La socializzazione per combattere l'auto isolamento dei giovani - ANSA
Sung O-hyun ha 32 anni. Ed è una sorta di recidivo: si è ritratto, vivendo in completo isolamento, in diversi momenti della sua vita. Cedendo al “grande ritiro” – quel fenomeno di diserzione dalla vita sociale e affettiva che va sotto il nome, coniato negli anni Novanta in Giappone, di hikikomori - qualcosa come tre anni. La sua prima volta, ha raccontato alla Cnn, avvenne alle scuole medie, quando non uscì di casa per un mese durante le vacanze scolastiche. A 27 anni, dopo un fallimento sul lavoro, Sung si è ritirato nuovamente in quello che percepiva come l’unico luogo sicuro della sua vita: la sua stanza.
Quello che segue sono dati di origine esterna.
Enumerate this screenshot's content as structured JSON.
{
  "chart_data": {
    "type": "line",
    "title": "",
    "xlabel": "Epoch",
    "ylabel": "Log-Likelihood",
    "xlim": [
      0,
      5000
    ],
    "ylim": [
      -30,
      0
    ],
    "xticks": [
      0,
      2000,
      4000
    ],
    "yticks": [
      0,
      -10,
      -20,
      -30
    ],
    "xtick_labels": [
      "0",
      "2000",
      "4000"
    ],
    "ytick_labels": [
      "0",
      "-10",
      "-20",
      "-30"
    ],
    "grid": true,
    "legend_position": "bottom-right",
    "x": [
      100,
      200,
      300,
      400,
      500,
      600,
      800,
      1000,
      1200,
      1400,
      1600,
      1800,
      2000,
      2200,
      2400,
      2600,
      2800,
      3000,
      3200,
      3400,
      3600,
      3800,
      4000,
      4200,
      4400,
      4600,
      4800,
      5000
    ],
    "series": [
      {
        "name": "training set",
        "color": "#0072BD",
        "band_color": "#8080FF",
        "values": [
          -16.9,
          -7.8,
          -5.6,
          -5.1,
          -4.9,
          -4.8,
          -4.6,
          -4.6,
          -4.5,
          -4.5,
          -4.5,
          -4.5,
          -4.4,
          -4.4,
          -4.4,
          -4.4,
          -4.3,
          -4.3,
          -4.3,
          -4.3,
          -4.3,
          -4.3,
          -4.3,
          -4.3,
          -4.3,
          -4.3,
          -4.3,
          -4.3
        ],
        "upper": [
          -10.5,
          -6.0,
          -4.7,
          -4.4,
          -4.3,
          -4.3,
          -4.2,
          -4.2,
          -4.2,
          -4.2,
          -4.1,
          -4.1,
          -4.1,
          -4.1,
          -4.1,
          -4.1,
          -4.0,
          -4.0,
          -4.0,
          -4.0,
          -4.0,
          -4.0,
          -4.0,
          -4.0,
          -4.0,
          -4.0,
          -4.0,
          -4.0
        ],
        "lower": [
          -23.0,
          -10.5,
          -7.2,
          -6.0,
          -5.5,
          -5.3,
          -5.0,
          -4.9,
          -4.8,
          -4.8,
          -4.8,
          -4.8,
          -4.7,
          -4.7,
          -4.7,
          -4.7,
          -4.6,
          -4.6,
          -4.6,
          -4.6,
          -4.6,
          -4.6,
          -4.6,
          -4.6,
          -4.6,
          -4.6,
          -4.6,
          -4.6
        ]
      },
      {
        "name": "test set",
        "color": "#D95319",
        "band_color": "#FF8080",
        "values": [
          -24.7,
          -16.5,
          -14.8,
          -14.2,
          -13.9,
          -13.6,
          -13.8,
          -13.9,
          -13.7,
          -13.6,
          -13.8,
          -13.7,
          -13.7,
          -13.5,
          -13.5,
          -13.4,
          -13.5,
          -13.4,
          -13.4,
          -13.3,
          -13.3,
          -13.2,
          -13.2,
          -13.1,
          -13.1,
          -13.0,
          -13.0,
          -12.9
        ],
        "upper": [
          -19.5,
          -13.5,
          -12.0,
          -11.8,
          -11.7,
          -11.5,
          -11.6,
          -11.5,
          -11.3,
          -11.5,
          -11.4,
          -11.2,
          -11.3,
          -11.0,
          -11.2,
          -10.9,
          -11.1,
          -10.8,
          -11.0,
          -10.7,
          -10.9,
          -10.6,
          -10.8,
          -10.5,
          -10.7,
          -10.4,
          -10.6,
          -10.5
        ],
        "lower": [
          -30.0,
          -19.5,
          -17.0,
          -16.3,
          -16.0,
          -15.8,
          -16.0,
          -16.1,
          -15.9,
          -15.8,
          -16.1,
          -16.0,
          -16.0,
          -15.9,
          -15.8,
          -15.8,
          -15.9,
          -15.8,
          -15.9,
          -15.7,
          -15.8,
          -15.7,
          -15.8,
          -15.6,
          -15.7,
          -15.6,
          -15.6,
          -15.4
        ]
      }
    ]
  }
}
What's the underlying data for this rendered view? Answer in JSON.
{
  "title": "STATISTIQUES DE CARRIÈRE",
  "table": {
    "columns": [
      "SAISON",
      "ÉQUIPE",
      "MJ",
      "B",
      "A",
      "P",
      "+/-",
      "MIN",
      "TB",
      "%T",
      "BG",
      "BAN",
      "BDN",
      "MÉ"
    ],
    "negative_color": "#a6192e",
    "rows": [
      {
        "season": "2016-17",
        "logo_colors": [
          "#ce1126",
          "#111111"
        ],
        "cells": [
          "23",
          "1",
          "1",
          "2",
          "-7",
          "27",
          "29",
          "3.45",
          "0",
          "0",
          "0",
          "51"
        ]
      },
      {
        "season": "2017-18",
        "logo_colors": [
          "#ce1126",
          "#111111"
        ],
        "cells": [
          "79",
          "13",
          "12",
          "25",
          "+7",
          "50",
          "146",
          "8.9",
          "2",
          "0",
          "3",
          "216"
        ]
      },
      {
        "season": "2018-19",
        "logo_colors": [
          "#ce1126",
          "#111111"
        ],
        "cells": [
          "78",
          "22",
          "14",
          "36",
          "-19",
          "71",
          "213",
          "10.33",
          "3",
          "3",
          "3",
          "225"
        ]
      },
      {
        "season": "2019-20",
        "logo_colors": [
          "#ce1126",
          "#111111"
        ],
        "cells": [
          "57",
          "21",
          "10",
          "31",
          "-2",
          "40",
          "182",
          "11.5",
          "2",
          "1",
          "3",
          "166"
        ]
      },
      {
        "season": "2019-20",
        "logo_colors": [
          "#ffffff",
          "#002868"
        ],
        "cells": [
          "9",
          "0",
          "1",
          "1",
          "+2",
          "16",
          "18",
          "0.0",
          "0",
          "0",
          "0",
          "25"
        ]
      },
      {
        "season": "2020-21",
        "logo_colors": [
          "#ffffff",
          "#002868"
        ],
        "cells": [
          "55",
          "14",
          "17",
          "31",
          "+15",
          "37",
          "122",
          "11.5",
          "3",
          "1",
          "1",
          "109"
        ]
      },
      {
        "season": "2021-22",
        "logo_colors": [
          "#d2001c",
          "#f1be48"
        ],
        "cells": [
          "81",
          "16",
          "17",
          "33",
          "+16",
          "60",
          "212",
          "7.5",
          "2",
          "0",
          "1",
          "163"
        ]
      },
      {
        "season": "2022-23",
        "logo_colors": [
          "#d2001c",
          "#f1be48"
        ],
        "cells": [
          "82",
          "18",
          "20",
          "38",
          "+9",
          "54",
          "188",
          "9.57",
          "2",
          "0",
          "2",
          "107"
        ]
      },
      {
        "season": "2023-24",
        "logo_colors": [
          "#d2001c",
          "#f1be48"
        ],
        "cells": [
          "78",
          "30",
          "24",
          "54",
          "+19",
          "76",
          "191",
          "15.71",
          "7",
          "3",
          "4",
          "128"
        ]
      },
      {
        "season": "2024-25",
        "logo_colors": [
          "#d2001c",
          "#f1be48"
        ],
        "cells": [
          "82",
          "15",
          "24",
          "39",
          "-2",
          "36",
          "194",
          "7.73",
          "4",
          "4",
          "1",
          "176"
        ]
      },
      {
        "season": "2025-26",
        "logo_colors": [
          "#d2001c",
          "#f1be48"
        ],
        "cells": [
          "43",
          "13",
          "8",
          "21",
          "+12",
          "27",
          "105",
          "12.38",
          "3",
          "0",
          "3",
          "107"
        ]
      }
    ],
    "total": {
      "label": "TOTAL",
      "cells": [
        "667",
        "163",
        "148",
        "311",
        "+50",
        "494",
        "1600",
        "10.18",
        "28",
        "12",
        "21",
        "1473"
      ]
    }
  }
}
"Sono rimasto molto deluso da me stesso, sono diventato molto depresso e ho perso la fiducia nel lavorare di nuovo, quindi mi sono chiuso a chiave nella mia stanza”, ha raccontato. Poi la lenta risalita, il ritorno a una vita fatta di condivisione, grazie anche all’inserimento in una “casa condivisa”, residenze nelle quali i ragazzi sudcoreani vengono accompagnanti in un processo di restituzione alla socialità.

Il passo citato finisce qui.